Servings: 6 to 8 as a side dish

1/4 c. olive oil
2 TBL minced garlic
1 c. chopped green onion
1 to 2 jalapeños, minced, or to taste (seeded or not, your funeral !)
4 c. cooked pinto beans (from about 1 pound dry, or about 3 drained 15-ounce cans)
2 c. chicken broth or 2 cups of pinto bean liquid from boiling
1 c. brown sugar, packed
1 c. barbecue sauce (I use KC Masterpiece)
2 to 4 TBL puréed chipotle peppers in adobo sauce, or to taste
2 tsp. Tabasco, or to taste
Salt and pepper, to taste

Heat a medium heavy-bottom pot over medium-high heat until hot. Add the first four ingredients and sauté, stirring constantly, until the garlic is aromatic and golden, about 2 minutes.

Stir in the remaining ingredients.
Bring the mixture to a boil, stirring frequently to avoid burning the mixture, then reduce the heat to a simmer.

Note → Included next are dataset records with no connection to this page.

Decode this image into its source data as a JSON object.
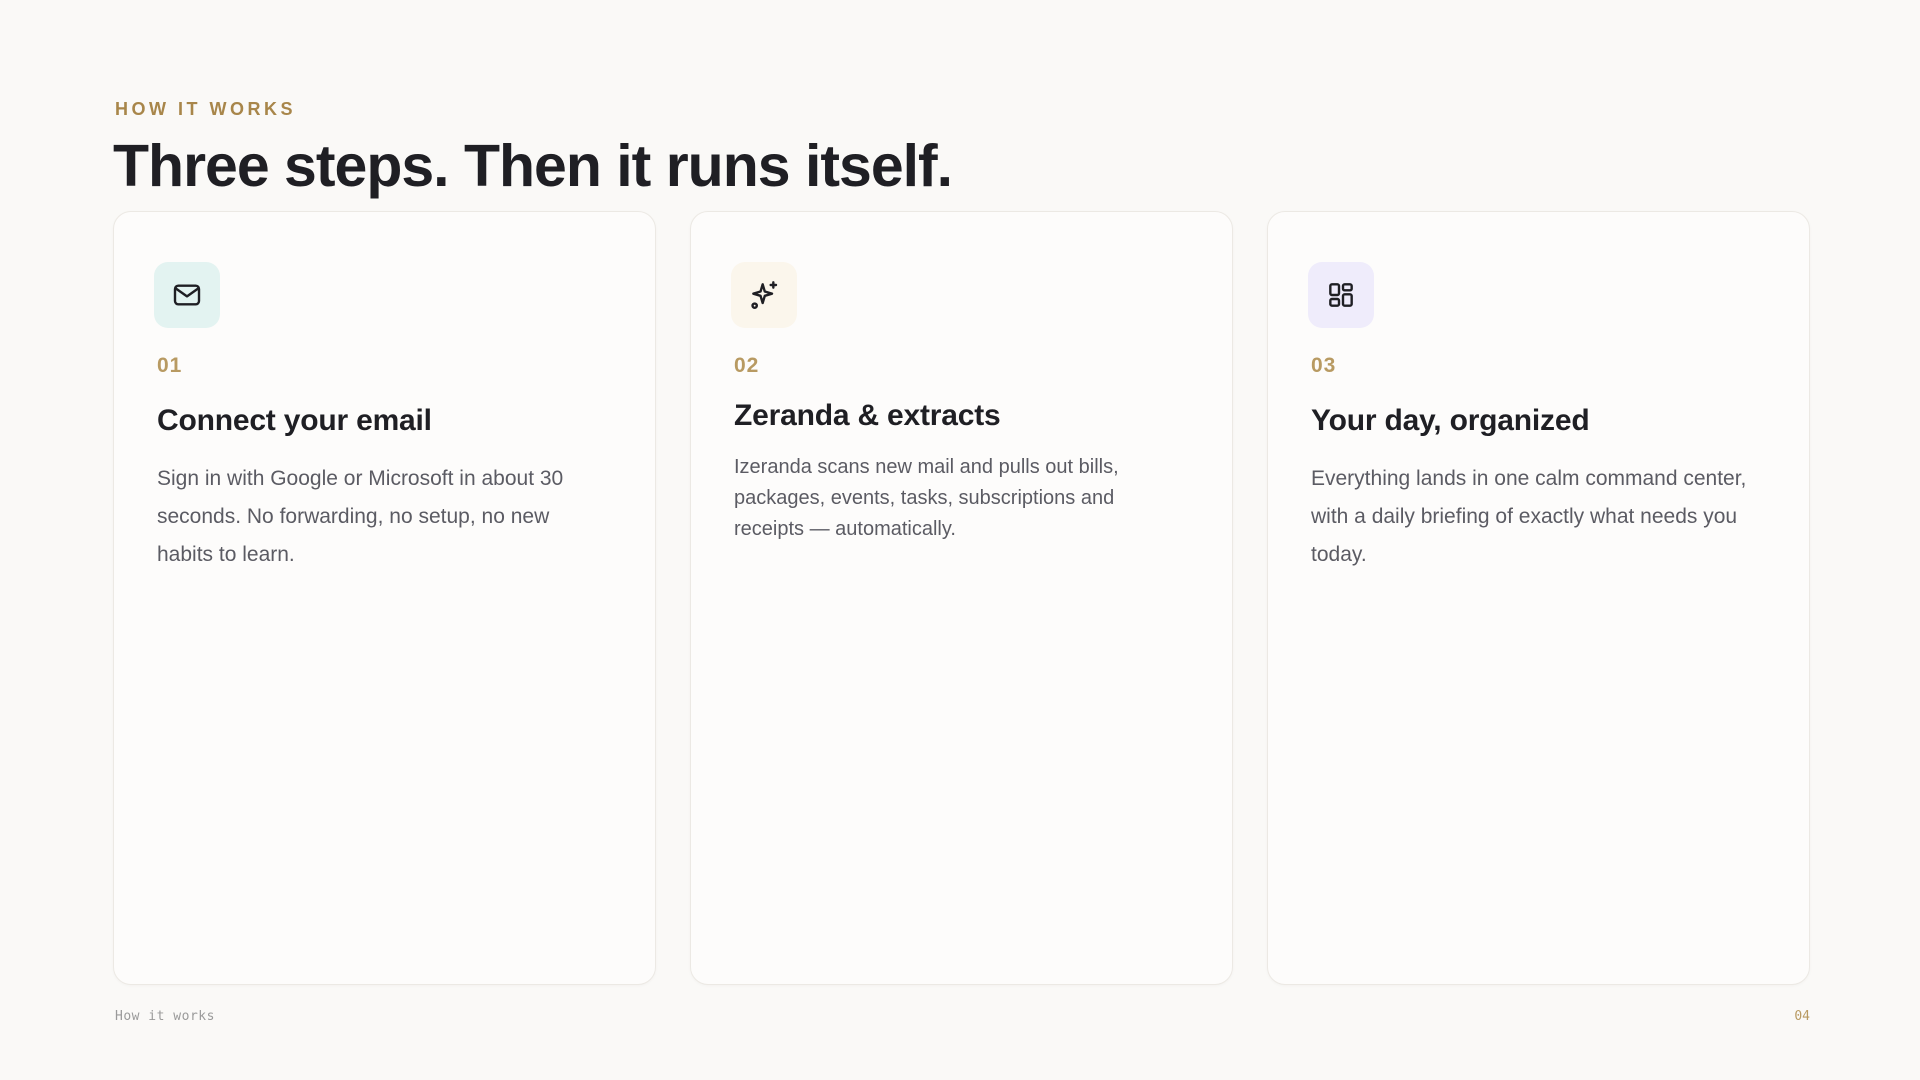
{
  "header": {
    "eyebrow": "HOW IT WORKS",
    "title": "Three steps. Then it runs itself."
  },
  "steps": [
    {
      "number": "01",
      "title": "Connect your email",
      "description": "Sign in with Google or Microsoft in about 30 seconds. No forwarding, no setup, no new habits to learn.",
      "icon": "mail-icon",
      "icon_bg": "#e3f3f1"
    },
    {
      "number": "02",
      "title": "Zeranda & extracts",
      "description": "Izeranda scans new mail and pulls out bills, packages, events, tasks, subscriptions and receipts — automatically.",
      "icon": "sparkles-icon",
      "icon_bg": "#fbf6ec"
    },
    {
      "number": "03",
      "title": "Your day, organized",
      "description": "Everything lands in one calm command center, with a daily briefing of exactly what needs you today.",
      "icon": "dashboard-icon",
      "icon_bg": "#efecfb"
    }
  ],
  "footer": {
    "section_label": "How it works",
    "page_number": "04"
  },
  "colors": {
    "accent": "#a8864a",
    "heading": "#1f1f24",
    "body_text": "#5b5b63",
    "background": "#faf9f7"
  }
}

Continue to cook just until the beans begin to break apart, about 15 to 20 minutes. Taste the mixture and adjust the seasoning and heat as desired. Smash some of the beans slightly with the back of a spoon and stir to thicken the texture. The beans will keep, covered and refrigerated, for up to 4 days.
 

buckytom

Grill Master
thanks, lt. i was just thinking the other day that i'd like to make bbq beans

i will be making these soon, probably adapted for a crock pot.